Mamá:
Están a punto de fusilar a Melchor Ocampo.
El aire se ha transformado en muro de cemento.
Antes de que suceda,
he salido a mirar los aviones
y a viajar en tus ojos.
Ya llegan por Ocampo a su hacienda Pomoca,
hermana de su nombre,
ya lo dejan escribir unas cartas,
aquella, sobre todo, en que cede sus libros al Colegio
de San Nicolás Hidalgo
y pide que sus amigos predilectos
antes elijan los que más les gusten.
Todo esto lo leo en una obra
que fue propiedad de tu marido.
Tiene sus subrayados y también tus vigilias.

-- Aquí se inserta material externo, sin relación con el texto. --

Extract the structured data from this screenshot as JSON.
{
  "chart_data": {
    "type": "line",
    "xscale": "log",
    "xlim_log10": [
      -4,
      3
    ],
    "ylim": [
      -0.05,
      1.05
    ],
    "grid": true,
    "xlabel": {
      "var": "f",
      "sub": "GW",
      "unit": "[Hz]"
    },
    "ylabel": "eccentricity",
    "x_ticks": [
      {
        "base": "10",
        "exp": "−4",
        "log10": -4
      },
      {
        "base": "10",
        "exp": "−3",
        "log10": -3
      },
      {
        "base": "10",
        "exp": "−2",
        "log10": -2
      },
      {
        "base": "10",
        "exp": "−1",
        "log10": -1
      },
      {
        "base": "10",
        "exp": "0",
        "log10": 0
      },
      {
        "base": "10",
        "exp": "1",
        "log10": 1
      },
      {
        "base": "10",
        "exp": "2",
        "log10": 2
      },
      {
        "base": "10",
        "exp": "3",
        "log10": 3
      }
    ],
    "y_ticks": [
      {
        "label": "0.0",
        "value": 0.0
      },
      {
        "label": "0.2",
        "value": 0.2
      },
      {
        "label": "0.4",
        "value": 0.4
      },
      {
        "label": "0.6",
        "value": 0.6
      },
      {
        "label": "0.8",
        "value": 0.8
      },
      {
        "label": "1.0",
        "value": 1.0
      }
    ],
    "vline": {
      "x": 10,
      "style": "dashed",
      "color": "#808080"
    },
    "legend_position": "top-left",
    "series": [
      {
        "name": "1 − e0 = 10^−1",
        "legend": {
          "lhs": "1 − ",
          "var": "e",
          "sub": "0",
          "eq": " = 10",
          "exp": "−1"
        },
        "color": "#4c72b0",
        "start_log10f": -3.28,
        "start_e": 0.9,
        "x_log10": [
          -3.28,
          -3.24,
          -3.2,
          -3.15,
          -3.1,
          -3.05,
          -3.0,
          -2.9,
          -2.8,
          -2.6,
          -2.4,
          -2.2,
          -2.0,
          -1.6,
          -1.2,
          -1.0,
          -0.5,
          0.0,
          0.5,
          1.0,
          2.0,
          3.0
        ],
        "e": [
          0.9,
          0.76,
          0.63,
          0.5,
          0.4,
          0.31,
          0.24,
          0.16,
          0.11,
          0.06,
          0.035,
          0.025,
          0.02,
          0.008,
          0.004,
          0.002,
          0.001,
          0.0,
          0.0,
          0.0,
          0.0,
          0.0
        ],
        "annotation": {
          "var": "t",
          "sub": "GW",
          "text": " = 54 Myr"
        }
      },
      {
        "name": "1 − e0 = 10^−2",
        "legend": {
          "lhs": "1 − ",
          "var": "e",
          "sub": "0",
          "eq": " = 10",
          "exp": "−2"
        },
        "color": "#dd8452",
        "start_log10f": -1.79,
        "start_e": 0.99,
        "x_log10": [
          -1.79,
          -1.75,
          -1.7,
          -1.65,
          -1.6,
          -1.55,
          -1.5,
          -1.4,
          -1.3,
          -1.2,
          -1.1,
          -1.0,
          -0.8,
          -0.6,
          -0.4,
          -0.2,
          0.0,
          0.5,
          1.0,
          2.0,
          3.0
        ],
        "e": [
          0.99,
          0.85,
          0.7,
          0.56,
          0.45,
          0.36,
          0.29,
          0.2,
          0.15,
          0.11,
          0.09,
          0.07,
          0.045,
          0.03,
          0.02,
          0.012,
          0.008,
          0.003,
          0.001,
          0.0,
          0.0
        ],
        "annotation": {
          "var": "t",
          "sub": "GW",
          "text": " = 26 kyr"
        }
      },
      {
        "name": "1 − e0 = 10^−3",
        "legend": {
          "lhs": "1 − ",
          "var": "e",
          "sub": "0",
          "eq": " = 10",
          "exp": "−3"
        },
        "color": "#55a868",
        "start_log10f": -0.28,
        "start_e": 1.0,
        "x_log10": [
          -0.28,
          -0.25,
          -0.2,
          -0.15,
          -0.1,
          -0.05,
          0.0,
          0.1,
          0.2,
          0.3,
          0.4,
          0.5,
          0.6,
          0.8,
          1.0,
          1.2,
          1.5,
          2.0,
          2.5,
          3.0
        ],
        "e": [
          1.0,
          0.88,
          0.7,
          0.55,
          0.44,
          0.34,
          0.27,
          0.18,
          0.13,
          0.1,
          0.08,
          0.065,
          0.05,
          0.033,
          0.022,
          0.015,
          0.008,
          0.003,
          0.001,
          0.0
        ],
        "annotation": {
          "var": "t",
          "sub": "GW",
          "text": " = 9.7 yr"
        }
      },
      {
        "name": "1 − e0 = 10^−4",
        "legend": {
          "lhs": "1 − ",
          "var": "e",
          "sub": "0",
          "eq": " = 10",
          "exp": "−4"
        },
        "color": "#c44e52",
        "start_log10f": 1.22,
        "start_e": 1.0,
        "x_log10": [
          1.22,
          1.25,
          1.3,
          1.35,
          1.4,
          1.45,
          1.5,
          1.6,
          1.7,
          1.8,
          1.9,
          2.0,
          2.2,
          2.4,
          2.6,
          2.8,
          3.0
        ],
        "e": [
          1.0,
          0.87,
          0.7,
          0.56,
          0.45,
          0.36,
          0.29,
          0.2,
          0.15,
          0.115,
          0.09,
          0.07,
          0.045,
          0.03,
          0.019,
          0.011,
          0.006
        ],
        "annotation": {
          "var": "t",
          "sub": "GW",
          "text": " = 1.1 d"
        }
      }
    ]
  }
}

Comprar ese libro, encuadernarlo,
te robaba el sueño pero nunca los sueños. Mayora de la casa,
mirabas entrar libros y libros.
Unos llegaban heroicos y maltrechos
como el ejército liberal,
templados a fuerza de derrotas,
y había que alimentarlos y arroparlos.
Quererlos como a hijos andrajosos
porque chinaco, el guerrillero del pueblo,
viene de la voz tzinácatl
y tú, aunque no lo supieras,
y a veces maldijeras su llegada,
los cuidabas
como si fueran también nuestros hermanos.
Es de Ocampo la frase:
"Me quiebro pero no me doblo".
Papá la repetía. Y tú la practicabas.
Hoy Ocampo se llama calle,
nos dice biblioteca, libertad, soberanía,
permite que respirar sea un orgullo
y la patria nos duela como carne.
Directa y a los ojos me llega aquella carta
de José María Arteaga,
ese generalazo igualmente michoacano
que atrevió el diminutivo
y se dirigió a su madre como yo te hablo a ti,
aunque no lo parezca, en tercera persona:
“Mamá. Me van a fusilar.
Perdóneme por haber dedicado
mi vida al ejercicio de las armas
que tantas mortificaciones le ha causado.
No tengo para dejarle
sino un nombre sin mancha”.
Mamá:
Ya casi fusilan a Melchor Ocampo.
Y tú que ya no estás
para mover, resignada, la cabeza
cuando a algunos varones de tu casa
se les quiebra la voz ante tan poca cosa.